The architect Edoarda De Ponti lives in a Milanese home designed by her grandfather, Ignazio Gardella. There have been five previous generations of Gardella architects, and Edoarda, a pragmatic Milanese woman, has worked in the family practice for years, all while maintaining her independence as a designer.
Edoarda, please tell us your story and your link with the family practice.
When I graduated from the Politecnico di Milano, I was following in my family’s footsteps. I initially worked in the Gardella practice, and subsequently in London until the year 2000. When I came back to Milan, I gained experience in the museographic field and then in the family practice where I helped my uncle Jacopo. In the Gardella practice, I dealt with all cultural and editorial aspects, such as publishing texts and organising exhibitions of Ignazio’s work, thereby acquiring a method of designing and working that has been handed down for generations – from the beginning of the 19th century right up until 2021, when Jacopo passed away.
What design method did you learn from the Gardellas?
It’s a method that turns to the past in order to plan for the modern age. Not reproducing styles, but drawing from history and its rationale, so as to enhance certain forms and deliver modern homes with close attention to the details as important parts of the whole. Setting designs from the past alongside new works was always the underlying theme of Ignazio and Jacopo’s practice: antique family furniture placed alongside modern, more functional items. After the war, some of the pieces designed by Ignazio were produced by Azucena, one of the first Italian companies to mass-produce furniture, which he founded with his friends Corrado Corradi dell’Acqua and Luigi Caccia Dominioni. It was a project that he then abandoned in favour of architecture.
Ignazio took an engineering degree – why was that? How much does family tradition count in your profession?
Ignazio was lucky compared to his fellow architects of the same era. He was born into a family of architects in which the profession had been handed down over generations. He had a rich library of books on architecture at his disposal, as well as a magnificent archive. Both his grandfather and his father taught him the history of classical architecture, frequently obliging him to draw real capitals and ornaments. In the end, when he was about to finish his classical secondary school education, he developed a sort of “rejection” of architecture, which was why he enrolled in the engineering faculty. Only after the war did he graduate in architecture from the IUAV in Venice, the school of Giuseppe Samonà, where he was to become a professor.

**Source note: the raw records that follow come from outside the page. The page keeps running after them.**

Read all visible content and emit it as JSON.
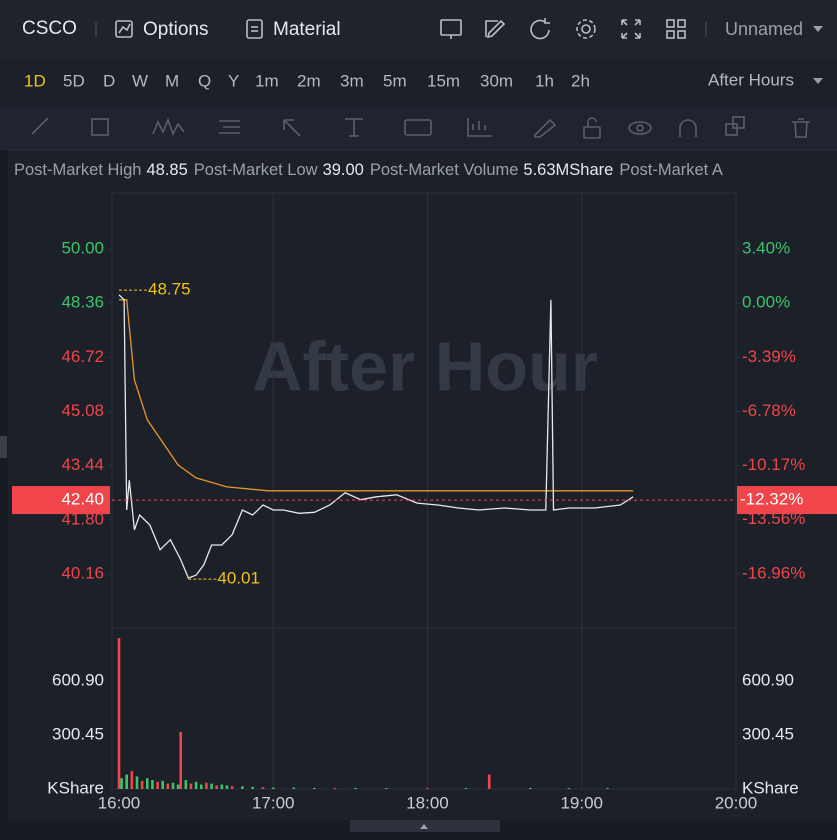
{
  "toolbar": {
    "symbol": "CSCO",
    "options": "Options",
    "material": "Material",
    "layout": "Unnamed"
  },
  "timeframes": {
    "items": [
      "1D",
      "5D",
      "D",
      "W",
      "M",
      "Q",
      "Y",
      "1m",
      "2m",
      "3m",
      "5m",
      "15m",
      "30m",
      "1h",
      "2h"
    ],
    "active": 0,
    "session": "After Hours"
  },
  "info": [
    {
      "label": "Post-Market High",
      "value": "48.85"
    },
    {
      "label": "Post-Market Low",
      "value": "39.00"
    },
    {
      "label": "Post-Market Volume",
      "value": "5.63MShare"
    },
    {
      "label": "Post-Market A"
    }
  ],
  "chart_data": [
    {
      "type": "line",
      "watermark": "After Hour",
      "xlim": [
        960,
        1200
      ],
      "xticks": [
        {
          "value": 960,
          "label": "16:00"
        },
        {
          "value": 1020,
          "label": "17:00"
        },
        {
          "value": 1080,
          "label": "18:00"
        },
        {
          "value": 1140,
          "label": "19:00"
        },
        {
          "value": 1200,
          "label": "20:00"
        }
      ],
      "ylim": [
        38.53,
        51.69
      ],
      "yticks": [
        {
          "value": 50,
          "label": "50.00"
        },
        {
          "value": 48.36,
          "label": "48.36"
        },
        {
          "value": 46.72,
          "label": "46.72"
        },
        {
          "value": 45.08,
          "label": "45.08"
        },
        {
          "value": 43.44,
          "label": "43.44"
        },
        {
          "value": 41.8,
          "label": "41.80"
        },
        {
          "value": 40.16,
          "label": "40.16"
        }
      ],
      "y2lim": [
        -20.34,
        6.9
      ],
      "y2ticks": [
        {
          "value": 3.4,
          "label": "3.40%"
        },
        {
          "value": 0,
          "label": "0.00%"
        },
        {
          "value": -3.39,
          "label": "-3.39%"
        },
        {
          "value": -6.78,
          "label": "-6.78%"
        },
        {
          "value": -10.17,
          "label": "-10.17%"
        },
        {
          "value": -13.56,
          "label": "-13.56%"
        },
        {
          "value": -16.96,
          "label": "-16.96%"
        }
      ],
      "series": [
        {
          "color": "#e8e8e8",
          "x": [
            960,
            962,
            963,
            964,
            966,
            968,
            972,
            976,
            980,
            984,
            987,
            990,
            993,
            996,
            1000,
            1004,
            1008,
            1012,
            1016,
            1020,
            1024,
            1030,
            1036,
            1042,
            1048,
            1054,
            1060,
            1068,
            1076,
            1084,
            1092,
            1100,
            1110,
            1120,
            1126,
            1128,
            1129,
            1135,
            1145,
            1155,
            1160
          ],
          "values": [
            48.61,
            48.46,
            42.1,
            43.0,
            41.5,
            41.95,
            41.65,
            40.9,
            41.2,
            40.6,
            40.04,
            40.13,
            40.44,
            41.04,
            41.04,
            41.35,
            42.1,
            41.95,
            42.25,
            42.1,
            42.1,
            42.0,
            42.03,
            42.25,
            42.62,
            42.41,
            42.5,
            42.56,
            42.31,
            42.25,
            42.16,
            42.1,
            42.16,
            42.1,
            42.1,
            48.46,
            42.1,
            42.16,
            42.16,
            42.25,
            42.5
          ]
        },
        {
          "color": "#e8952c",
          "x": [
            960,
            963,
            966,
            971,
            983,
            990,
            1002,
            1018,
            1160
          ],
          "values": [
            48.46,
            48.46,
            46.04,
            44.83,
            43.46,
            43.07,
            42.8,
            42.68,
            42.68
          ]
        }
      ],
      "annotations": [
        {
          "label": "48.75",
          "x": 960,
          "value": 48.75
        },
        {
          "label": "40.01",
          "x": 987,
          "value": 40.01
        }
      ],
      "last_price": {
        "value": 42.4,
        "label": "42.40",
        "change_label": "-12.32%"
      }
    },
    {
      "type": "bar",
      "unit": "KShare",
      "xlim": [
        960,
        1200
      ],
      "ylim": [
        0,
        895.8
      ],
      "yticks": [
        {
          "value": 300.45,
          "label": "300.45"
        },
        {
          "value": 600.9,
          "label": "600.90"
        }
      ],
      "x": [
        960,
        961,
        963,
        965,
        967,
        969,
        971,
        973,
        975,
        977,
        979,
        981,
        983,
        984,
        986,
        988,
        990,
        992,
        994,
        996,
        998,
        1000,
        1002,
        1004,
        1008,
        1012,
        1016,
        1020,
        1028,
        1036,
        1044,
        1052,
        1064,
        1080,
        1095,
        1104,
        1120,
        1135,
        1150
      ],
      "values": [
        840,
        60,
        80,
        100,
        70,
        45,
        60,
        50,
        40,
        45,
        30,
        35,
        25,
        317,
        50,
        30,
        40,
        25,
        35,
        30,
        20,
        25,
        20,
        15,
        15,
        12,
        10,
        8,
        8,
        6,
        6,
        6,
        5,
        5,
        5,
        80,
        6,
        5,
        5
      ],
      "colors": [
        "#f0454a",
        "#3cc46a",
        "#3cc46a",
        "#f0454a",
        "#3cc46a",
        "#f0454a",
        "#3cc46a",
        "#3cc46a",
        "#f0454a",
        "#3cc46a",
        "#f0454a",
        "#3cc46a",
        "#3cc46a",
        "#f0454a",
        "#3cc46a",
        "#f0454a",
        "#3cc46a",
        "#3cc46a",
        "#f0454a",
        "#3cc46a",
        "#f0454a",
        "#3cc46a",
        "#3cc46a",
        "#f0454a",
        "#3cc46a",
        "#3cc46a",
        "#f0454a",
        "#3cc46a",
        "#3cc46a",
        "#3cc46a",
        "#f0454a",
        "#3cc46a",
        "#3cc46a",
        "#f0454a",
        "#3cc46a",
        "#f0454a",
        "#3cc46a",
        "#3cc46a",
        "#3cc46a"
      ]
    }
  ]
}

He also owed his talent to this family legacy, the great ease with which he designed, and the speed at which he understood proportions and found solutions. In the profession, Ignazio almost always did what he wanted, in the sense that he tackled modernism with self-assurance, without any dogmatism, and completely free of any conditioning. In fact, after the war, he was one of the first architects to go back to a style of architecture linked to the place in which it was built, expressed through the use of materials typical of local traditions, such as the Arenzano houses which feature slate details and coccio-pesto facades.
And what is the history of this house in Milan, in via Marchiondi, which Ignazio built for the family?
After the war, he and Anna Castelli Ferreri, who had started working in the practice, decided to find a site on which to construct a building that could house their modern apartments. They cycled round Milan and its bomb sites in search of such a place, and found an area between corso di Porta Romana and corso Italia. They purchased the site and built the structure that is known today as the Condominio ai Giardini d’Ercole. They also welcomed Ignazio’s friend Roberto Menghi into the practice.
“It is a house that we are all very fond of.”
Edoarda De Ponti
What is your relationship with this house? What characterises it?
It’s a house that we are all very fond of. It does not immediately strike you for its modernity, as Piero Portaluppi’s Villa Necchi does, for example, or those designed by BBPR or Franco Albini. But living in it and experiencing it, you become aware of the details, the proportions, and the reasons behind the choice of materials. The project’s top priority was its relationship with the garden, so it had to be southfacing, rather than north-facing towards the Duomo – not only through the windows, but also from the balconies that run along the facade. The shutters are in line with the ceilings, which is typical of almost all his residential buildings, and allows you to achieve the greatest luminous surface area.
Were the furnishings designed by Ignazio?
Most of the late-18th-century objects and items of furniture, in the neoclassical style, were handed down from generation to generation and set alongside made-to-measure items, such as the bookcases and the cloth-covered armchairs. It had very few ornaments or paintings – only the ones that he liked and considered really fine. For many years he used books from the collection, like the first edition Palladios, as a base for the television.